心の傷をいやすということ

 2011年3月11日の東日本大震災の当日、私がすぐにでも欲しいと思った本は放射線の本ではありませんでした。

 阪神淡路大震災(1995年)に、自らも被災しながらも被災者のケアを行った精神科医のお一人に安克昌先生がいました。まだ35歳でした。安克昌先生はその後「心の傷を癒すということ」という本を上梓されました。当時、私は何度か読み直しました。

 阪神淡路大震災から16年後の東日本大震災直後、私は「心の傷をいやすということ」を求めました。アマゾンでは文庫本(絶版:中古)1059円の値段でしたが、私が購入した直後に10倍以上に跳ね上がりました。阿漕(図々しいの意味)といえば阿漕ですが、それだけ必要とされていた本ということが分かります。

 その後私はとある被災者支援活動に携わりましたが、現場で問題になっていたことは「心の傷を癒やすということ」に全て書いてあったのは驚きました。あたかも安先生が予測していたかのように、です。

 安先生は、被災後にも言及されています。『しかし今、被災地は「ハネムーン期」を終えて、「幻滅期」に入っている。』という言葉は、震災後4年経った私の心に突き刺さります。いささか長く、孫引きもあるのですが、あえて引用しておきます。

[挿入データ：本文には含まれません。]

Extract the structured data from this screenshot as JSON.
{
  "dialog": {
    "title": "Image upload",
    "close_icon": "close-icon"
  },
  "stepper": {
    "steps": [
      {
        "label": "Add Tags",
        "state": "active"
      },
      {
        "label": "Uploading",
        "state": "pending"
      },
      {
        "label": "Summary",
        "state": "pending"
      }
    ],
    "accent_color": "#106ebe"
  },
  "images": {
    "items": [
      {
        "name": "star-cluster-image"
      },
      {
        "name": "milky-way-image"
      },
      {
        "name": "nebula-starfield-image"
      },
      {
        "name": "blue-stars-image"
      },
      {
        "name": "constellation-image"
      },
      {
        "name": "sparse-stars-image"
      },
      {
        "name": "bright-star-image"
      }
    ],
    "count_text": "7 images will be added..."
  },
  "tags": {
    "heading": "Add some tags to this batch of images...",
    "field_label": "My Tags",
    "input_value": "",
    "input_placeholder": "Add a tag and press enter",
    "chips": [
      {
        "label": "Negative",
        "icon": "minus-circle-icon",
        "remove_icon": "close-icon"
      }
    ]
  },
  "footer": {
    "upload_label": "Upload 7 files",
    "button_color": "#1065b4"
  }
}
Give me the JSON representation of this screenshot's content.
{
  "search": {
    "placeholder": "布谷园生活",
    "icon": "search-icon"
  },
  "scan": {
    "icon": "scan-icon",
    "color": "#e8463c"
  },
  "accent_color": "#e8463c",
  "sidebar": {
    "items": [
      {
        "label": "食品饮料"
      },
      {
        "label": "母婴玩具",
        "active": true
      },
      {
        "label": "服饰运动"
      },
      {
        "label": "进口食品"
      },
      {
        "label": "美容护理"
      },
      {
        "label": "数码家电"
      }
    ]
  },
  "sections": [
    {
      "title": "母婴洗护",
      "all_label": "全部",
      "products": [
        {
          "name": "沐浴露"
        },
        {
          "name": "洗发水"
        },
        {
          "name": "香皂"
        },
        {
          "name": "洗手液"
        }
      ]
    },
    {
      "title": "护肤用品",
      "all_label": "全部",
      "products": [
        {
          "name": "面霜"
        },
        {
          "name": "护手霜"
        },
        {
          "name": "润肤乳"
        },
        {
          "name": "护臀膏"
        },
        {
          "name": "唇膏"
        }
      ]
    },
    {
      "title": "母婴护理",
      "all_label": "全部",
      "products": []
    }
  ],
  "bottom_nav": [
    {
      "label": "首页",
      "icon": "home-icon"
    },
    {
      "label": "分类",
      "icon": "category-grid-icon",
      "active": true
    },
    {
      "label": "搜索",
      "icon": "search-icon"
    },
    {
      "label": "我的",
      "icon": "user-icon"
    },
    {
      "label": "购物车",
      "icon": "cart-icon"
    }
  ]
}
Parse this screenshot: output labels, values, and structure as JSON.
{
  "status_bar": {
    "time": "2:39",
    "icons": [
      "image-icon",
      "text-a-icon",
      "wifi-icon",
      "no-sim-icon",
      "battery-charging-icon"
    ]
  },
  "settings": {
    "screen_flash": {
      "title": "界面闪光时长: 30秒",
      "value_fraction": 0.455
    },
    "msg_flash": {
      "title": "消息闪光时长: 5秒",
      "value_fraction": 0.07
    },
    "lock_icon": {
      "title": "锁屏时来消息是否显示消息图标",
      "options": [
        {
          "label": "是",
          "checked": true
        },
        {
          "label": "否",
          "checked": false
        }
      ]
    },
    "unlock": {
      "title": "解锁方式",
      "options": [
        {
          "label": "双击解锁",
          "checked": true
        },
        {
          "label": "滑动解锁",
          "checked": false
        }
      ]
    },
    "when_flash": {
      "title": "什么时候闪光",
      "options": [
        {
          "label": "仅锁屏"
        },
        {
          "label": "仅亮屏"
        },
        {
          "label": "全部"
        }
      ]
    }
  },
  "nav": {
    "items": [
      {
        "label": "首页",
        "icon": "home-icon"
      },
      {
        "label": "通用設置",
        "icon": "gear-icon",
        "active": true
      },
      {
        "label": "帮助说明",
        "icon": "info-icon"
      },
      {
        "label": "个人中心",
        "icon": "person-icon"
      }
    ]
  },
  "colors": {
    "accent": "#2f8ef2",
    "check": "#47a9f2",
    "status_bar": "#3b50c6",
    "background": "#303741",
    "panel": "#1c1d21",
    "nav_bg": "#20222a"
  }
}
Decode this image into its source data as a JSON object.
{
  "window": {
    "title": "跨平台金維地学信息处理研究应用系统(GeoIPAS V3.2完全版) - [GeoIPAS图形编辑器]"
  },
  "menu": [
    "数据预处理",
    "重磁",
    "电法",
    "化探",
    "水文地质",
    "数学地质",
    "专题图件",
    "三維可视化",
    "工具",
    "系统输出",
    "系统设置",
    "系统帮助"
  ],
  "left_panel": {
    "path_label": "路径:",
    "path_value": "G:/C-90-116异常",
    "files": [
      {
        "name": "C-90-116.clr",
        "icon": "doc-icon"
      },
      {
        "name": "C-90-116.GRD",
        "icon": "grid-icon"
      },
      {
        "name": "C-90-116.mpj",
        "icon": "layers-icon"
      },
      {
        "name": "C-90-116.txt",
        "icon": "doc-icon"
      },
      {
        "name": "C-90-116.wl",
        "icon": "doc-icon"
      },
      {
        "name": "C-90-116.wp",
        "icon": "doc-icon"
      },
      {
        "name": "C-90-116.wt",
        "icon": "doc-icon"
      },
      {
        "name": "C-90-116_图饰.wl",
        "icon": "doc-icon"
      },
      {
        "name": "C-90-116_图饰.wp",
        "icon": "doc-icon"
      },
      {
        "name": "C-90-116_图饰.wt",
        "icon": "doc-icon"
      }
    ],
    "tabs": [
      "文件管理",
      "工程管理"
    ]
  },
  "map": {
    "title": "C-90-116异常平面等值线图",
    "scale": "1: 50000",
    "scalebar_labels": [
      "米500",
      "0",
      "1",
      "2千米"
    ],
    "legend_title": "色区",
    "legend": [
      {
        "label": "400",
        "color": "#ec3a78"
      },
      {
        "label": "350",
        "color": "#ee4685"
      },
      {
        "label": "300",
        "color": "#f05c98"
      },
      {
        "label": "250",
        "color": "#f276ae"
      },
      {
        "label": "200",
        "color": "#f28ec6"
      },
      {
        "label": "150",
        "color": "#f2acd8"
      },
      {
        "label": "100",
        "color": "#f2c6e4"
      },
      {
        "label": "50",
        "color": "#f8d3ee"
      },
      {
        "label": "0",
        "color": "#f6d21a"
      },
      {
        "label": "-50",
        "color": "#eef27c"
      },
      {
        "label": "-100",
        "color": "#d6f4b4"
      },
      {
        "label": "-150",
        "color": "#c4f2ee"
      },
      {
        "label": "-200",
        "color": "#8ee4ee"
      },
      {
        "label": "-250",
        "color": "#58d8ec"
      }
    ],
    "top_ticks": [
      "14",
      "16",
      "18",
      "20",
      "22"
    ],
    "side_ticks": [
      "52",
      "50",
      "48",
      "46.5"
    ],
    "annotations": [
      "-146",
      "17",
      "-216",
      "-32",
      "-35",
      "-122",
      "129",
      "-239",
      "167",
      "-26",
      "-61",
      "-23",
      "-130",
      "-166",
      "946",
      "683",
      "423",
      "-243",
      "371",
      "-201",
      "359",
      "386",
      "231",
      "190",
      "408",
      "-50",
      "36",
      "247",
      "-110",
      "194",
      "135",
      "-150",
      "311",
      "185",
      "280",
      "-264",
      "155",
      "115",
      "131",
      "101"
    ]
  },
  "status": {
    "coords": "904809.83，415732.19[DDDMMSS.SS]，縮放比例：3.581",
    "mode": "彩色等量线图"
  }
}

 ボランティアやコミュニティという視点に共通しているのは、人と人との横のつながりの大切さである。しかし今、被災地は「ハネムーン期」を終えて、「幻滅期」に入っている。すなわち「被災者の忍耐が限界に達し、援助の遅れや行政の失策への不満が噴出。(……)被災者は自分の生活の再建と個人的な問題の解決に追われるため、地域の連帯や共感が失われる」(ロモ)。この「幻滅期」を越えて、私たちは再建へと向かわねばならない。それはく心の傷>を見て見ないふりをして、我慢して前進することではないだろう。多数派の論理で押しまくり、復興の波に乗れない”被災の当事者”でありつづけている人たちを忘れ去ることではないはずである。
 世界は心的外傷に満ちている。”心の傷を癒すということ”は、精神医学や心理学に任せてすむことではない。それは社会のあり方として、今を生きる私たち全員に問われていることなのである。

 産まれたばかりのお子さんを遺して安先生は2000年に39歳の若さで亡くなりました。夭折したのは当時の激務とは無関係では無いようです。

 2011年5月に「心の傷を癒やすということ」の増補改訂版が出ました。気になった方は、お求めください(アフェリエイトではありません)。